Is it part of an HA pair? You could have config sync setup incorrectly if so.
-
@stephenw10
Hello,No, this VPN was the first to be configured on that firewall around 3 months ago.
It is standalone firewall, not in HA.Neetu
-
Hmm, so there is no config change shown in the history when this happened?
-
@stephenw10
No, there was no change. -
But the P2 was actually removed from the config?
If so I have no idea how that happened. It should not be possible for a config change to happen like that without being logged. Except if it's rolled back for some reason.
-
@stephenw10 Yes, P2 was missing and it happened 3 times in few hours.
-
@stephenw10
We got the similar issue again today morning. No changes were made on the firewall from last 2 weeks. Everything was working fine until EOD the yesterday but today morning the services running via the VPN were down. When we checked the VPN P2 configuration was missing again.
The VPN came up after adding the configuration back. -
@nmohata We are seeing something like this as of today. 2 or 3 P2 Configs missing without a trace, one after reboot. VPN working after adding the P2 config back. Really strange
edit: also on 2.7.2
-
I think for me this (https://redmine.pfsense.org/issues/15171) could be the culprit since i removed another phase 1 that was missing a phase 2 when this happened.
-
Yes, if you were making some other config change at the time that would be much more likely.

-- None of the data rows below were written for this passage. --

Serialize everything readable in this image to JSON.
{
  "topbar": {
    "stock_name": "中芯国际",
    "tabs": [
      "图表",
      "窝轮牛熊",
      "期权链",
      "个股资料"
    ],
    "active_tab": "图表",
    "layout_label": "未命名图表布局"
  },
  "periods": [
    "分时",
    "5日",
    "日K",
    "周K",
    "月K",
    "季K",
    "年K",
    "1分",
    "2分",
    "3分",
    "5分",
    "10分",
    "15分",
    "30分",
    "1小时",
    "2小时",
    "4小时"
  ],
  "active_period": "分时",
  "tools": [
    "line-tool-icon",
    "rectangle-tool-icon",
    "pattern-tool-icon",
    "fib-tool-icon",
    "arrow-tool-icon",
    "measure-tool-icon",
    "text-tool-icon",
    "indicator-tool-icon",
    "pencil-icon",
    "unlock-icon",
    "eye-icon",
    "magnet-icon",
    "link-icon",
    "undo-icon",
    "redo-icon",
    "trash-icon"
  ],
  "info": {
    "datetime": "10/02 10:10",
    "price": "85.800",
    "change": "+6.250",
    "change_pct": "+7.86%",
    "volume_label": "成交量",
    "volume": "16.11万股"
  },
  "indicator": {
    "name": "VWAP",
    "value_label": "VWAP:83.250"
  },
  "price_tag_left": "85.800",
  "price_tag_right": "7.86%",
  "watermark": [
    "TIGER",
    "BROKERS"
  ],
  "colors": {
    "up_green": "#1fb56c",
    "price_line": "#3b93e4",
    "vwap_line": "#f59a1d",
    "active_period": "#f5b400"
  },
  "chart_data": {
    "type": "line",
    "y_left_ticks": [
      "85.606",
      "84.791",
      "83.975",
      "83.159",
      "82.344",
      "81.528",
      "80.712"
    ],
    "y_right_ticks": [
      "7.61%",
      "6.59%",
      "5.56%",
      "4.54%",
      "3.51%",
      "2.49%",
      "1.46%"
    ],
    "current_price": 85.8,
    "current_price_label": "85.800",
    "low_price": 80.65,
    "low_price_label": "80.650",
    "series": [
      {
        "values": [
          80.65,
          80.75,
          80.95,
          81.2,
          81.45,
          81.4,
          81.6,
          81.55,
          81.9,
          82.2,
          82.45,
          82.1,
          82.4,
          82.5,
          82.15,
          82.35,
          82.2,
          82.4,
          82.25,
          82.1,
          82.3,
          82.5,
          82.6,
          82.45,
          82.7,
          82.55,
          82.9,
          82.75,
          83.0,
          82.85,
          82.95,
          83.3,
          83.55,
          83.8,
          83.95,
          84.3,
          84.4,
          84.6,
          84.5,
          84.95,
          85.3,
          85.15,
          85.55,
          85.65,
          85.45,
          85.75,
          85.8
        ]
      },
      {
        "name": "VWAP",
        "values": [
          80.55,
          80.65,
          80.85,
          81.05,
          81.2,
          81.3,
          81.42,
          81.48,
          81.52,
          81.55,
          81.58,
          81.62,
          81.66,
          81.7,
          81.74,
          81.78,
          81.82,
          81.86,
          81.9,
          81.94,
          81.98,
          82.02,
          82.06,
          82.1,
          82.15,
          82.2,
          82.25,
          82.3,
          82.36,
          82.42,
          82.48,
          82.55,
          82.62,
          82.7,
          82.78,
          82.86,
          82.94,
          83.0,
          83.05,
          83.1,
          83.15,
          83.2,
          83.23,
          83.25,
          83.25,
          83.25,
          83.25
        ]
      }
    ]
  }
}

I'm not aware of anything that could remove parts of the config spontaneously though.
-
I just found this thread as I have the issue too. pfSense CE 2.7.2, last login on Jan 3rd 2025 and last config change December 18th 2024.
Yesterday at 21:18 (Jan 8th) a tunnel went down, but I only just realised that the lack of P2 proposals in the logs is from our side after raising it with the remote peer admin.

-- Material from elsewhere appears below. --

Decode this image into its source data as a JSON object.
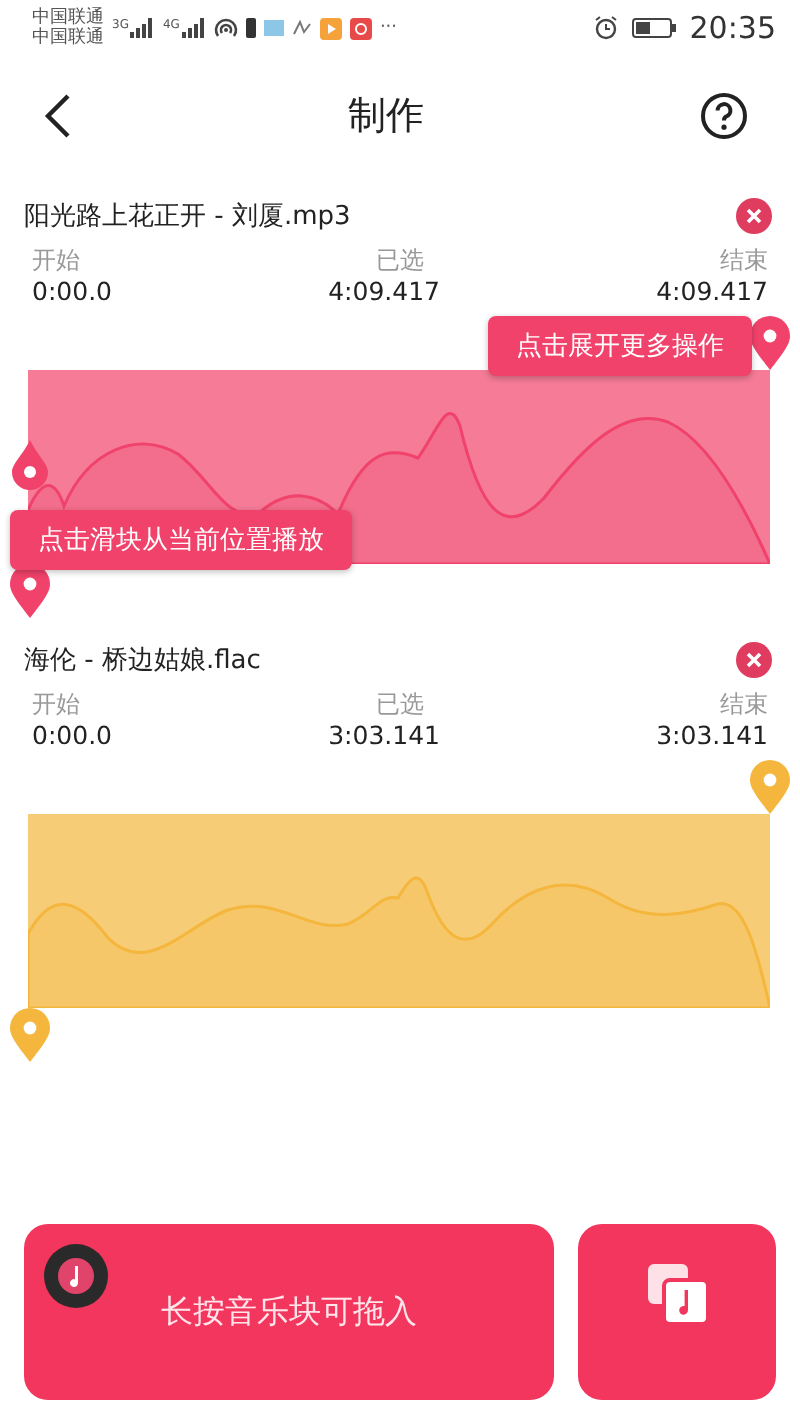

There are no P2s for this ikeid (6) in the config anymore, even if I download the last changed version from config history, it's gone from there too.
I diffed my config history until I found the missing P2 entries in the config history from a change done on 2024-12-10. I deleted P1 with ikeid 7 and it looks like the P2 for my ikeid 6 were also removed at the same time.

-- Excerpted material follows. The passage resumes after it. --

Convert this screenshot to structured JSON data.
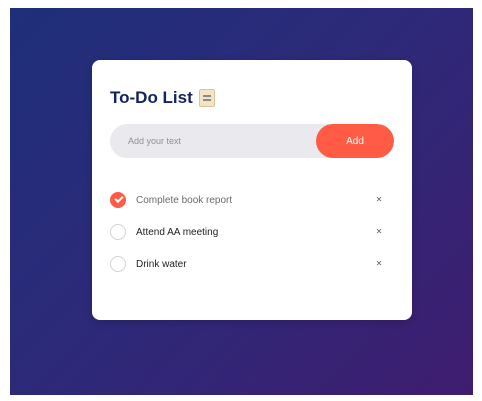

Doesn't make sense why it only failed yesterday though, since my P1 / P2 lifetimes are 28800 and 3600 seconds respectively.
I think this happened once in the past too, but I just assumed I had accidentally botched a config change in the GUI and deleted a P2, but now this happened again I'm not so sure.
It seems the unrelated P2 deletion is a known issue according to this redmine:
https://redmine.pfsense.org/issues/15970 -
Mmm, that does look like it in that case if the last config change was removing a P1. That doesn't seem to be the case for OP here though.